Fotografias Luís Bento

1.º DIA
Sons and Daughters

2.º DIA
The Unplayable Sofa Guitar · Mpxp · Death From Above 1979 · !!! · Kaiser Chiefs · Foo Fighters

3.º DIA
The Futurheads · Hot Hot Heat · The Arcade Fire · The Roots · Queens of the Stone Age · Pixies

4.º DIA
Complicado · The National · Woven Hand · Juliette Lewis & the Licks · Vincent Gallo · Nick Cave & The Bad Seeds

Paredes de Coura é uma terra simpática, onde as pessoas são simpáticas e as piscinas municipais estão fechadas quatro horas para almoço. Ou seja, se algum festivaleiro quiser refrescar-se entre a 11 e meia da manhã e as 3 e meia da tarde, terá de esperar que quem trabalha na piscina acabe de demolhar o bacalhau ou coisa que o valha. Seria tão mais fácil demorar apenas uma hora ou hora e meia para almoçar durante quatro dias. É um bocado assim, o festival de Paredes de Coura. Há um cartaz fabuloso (exagero não é tanto dizer tratar-se do melhor cartaz de sempre em Portugal, mas sim dizer tratar-se do melhor cartaz de sempre na Europa), se bem que com alguns verdadeiros tiros ao lado, mas não há quase nada para os festivaleiros fazerem das 9 da manhã (hora a que eram obrigados a acordar, devido ao sol e ao barulho) até às 3 e meia da tarde (hora a que começava supostamente o Jazz na Relva, e dizemos “supostamente” por nunca ter começado).
As condições não eram propriamente boas, tanto para os campistas como para os que só lá iam poucas vezes.

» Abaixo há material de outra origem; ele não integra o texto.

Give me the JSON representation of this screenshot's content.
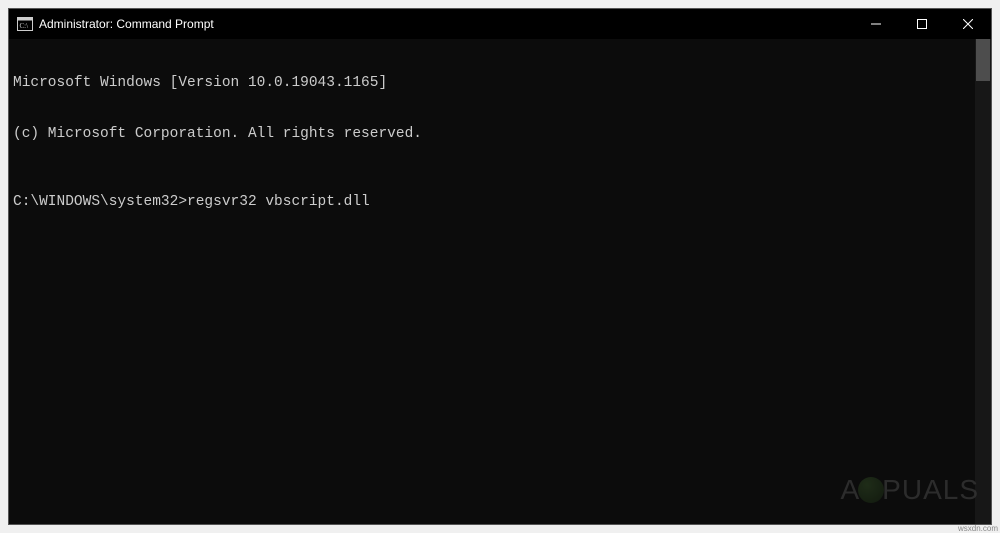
{
  "window": {
    "title": "Administrator: Command Prompt"
  },
  "terminal": {
    "line1": "Microsoft Windows [Version 10.0.19043.1165]",
    "line2": "(c) Microsoft Corporation. All rights reserved.",
    "prompt": "C:\\WINDOWS\\system32>",
    "command": "regsvr32 vbscript.dll"
  },
  "watermark": {
    "left": "A",
    "right": "PUALS"
  },
  "footer": {
    "src": "wsxdn.com"
  }
}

A comida e a bebida eram caras, pagava-se 0,50 € para carregar um telemóvel (e, para além de não ficar bem carregado, tinha de se providenciar um carregador), havia muito poucas casas de banho, especialmente na área reservada aos convidados ou às pessoas importantes (vulgo VIPs), onde só existia uma única casa de banho e, para acabar (ou começar) em beleza, demorava-se demasiado tempo a entrar no recinto, com polícia a revistar toda a gente. Para além disso, os ecrãs gigantes que a organização montou à esquerda e à direita do palco só começaram a funcionar bem no terceiro dia. Nos outros a imagem estava desfocada ou estava constantemente a andar.
Mesmo assim, apesar disto e dos tiros ao lado, como os Kaiser Chiefs, os Bravery ou a insultuosa actuação de Juliette & The Licks (“Search & Destroy” dos Stooges por Juliette Lewis fez um dos momentos mais deprimentes que alguma vez vimos ao vivo), o Festival Paredes de Coura 2005 foi um excelente festival de Verão, e uma das melhores maneiras de acabar a época dos festivais portugueses. R.N.


1.º DIA

SONS AND DAUGHTERS
Mesmo antes de serem provados quaisquer novos pecados oferecidos pelo cartaz oficial, o concerto da noite da recepção permitiu aos presentes uma derradeira oportunidade para se purificarem. O concerto dos escoceses Sons and Daughters em tudo se assemelhou a um exorcismo. Sim, porque a frenética front girl Adele Bethel parece ter o diabo no corpo e, à boa maneira do Padre Merrin, os seus irmãos tudo fazem para libertá-la do ente maligno: benzem-na com refrães contagiosamente criminosos, invocam a essência do hillbilly pelo atalho glam, ensaiam de forma convicta qualquer coisa entre a Glasgow protestante e o Mississipi. Entre um e outro delírio gospel, houve tempo para homenagear o homem de negro com o requisitado “Johnny Cash” e invocar os Stranglers com uma versão de “Nice n’ Sleazy”. O recente The Repulsion Box (título esse que faz ainda mais sentido após o concerto) está aí para deslumbrar os apreciadores de rock filtrado pelo fundo de uma garrafa de tequila. Em palco, os Sons and Daughters honram o impacto do que amanharam em estúdio. Só falta mesmo um incesto bem promovido para os Sons and Daughters serem grandes. M.A.

Sons and Daughters

2.º DIA

THE UNPLAYABLE SOFA GUITAR
Ou como dar início às hostilidades oficiais da forma menos hostil possível. Tal como se suspeitava, os Unplayable Sofa Guitar revelaram-se ideais à hora do chá do primeiro dia de festival. Por cá, poucos serão os cenários tão propícios ao desdobramento estival da country do supercolectivo (elimine-se qualquer pretensiosismo a “super”) que representou dignamente o diminuto contingente português em Coura. Os USG aproveitaram a margem de aceitação de um público embriagado pelo odor a hortelã, para confirmarem Rocky Grounds, Big Sky como disco passível de ser transposto para um palco sem que aquele seu fulgor cândido saia lesado com isso. Pertence aos instrumentais e interlúdios dos USG dispersarem-se pelo ar como quem se evade do solo rochoso. O céu de Coura tornou-se ainda maior, para no fim da prestação ser gentilmente abatido pela infalível murder ballad “Dad’s Guns”. M.A.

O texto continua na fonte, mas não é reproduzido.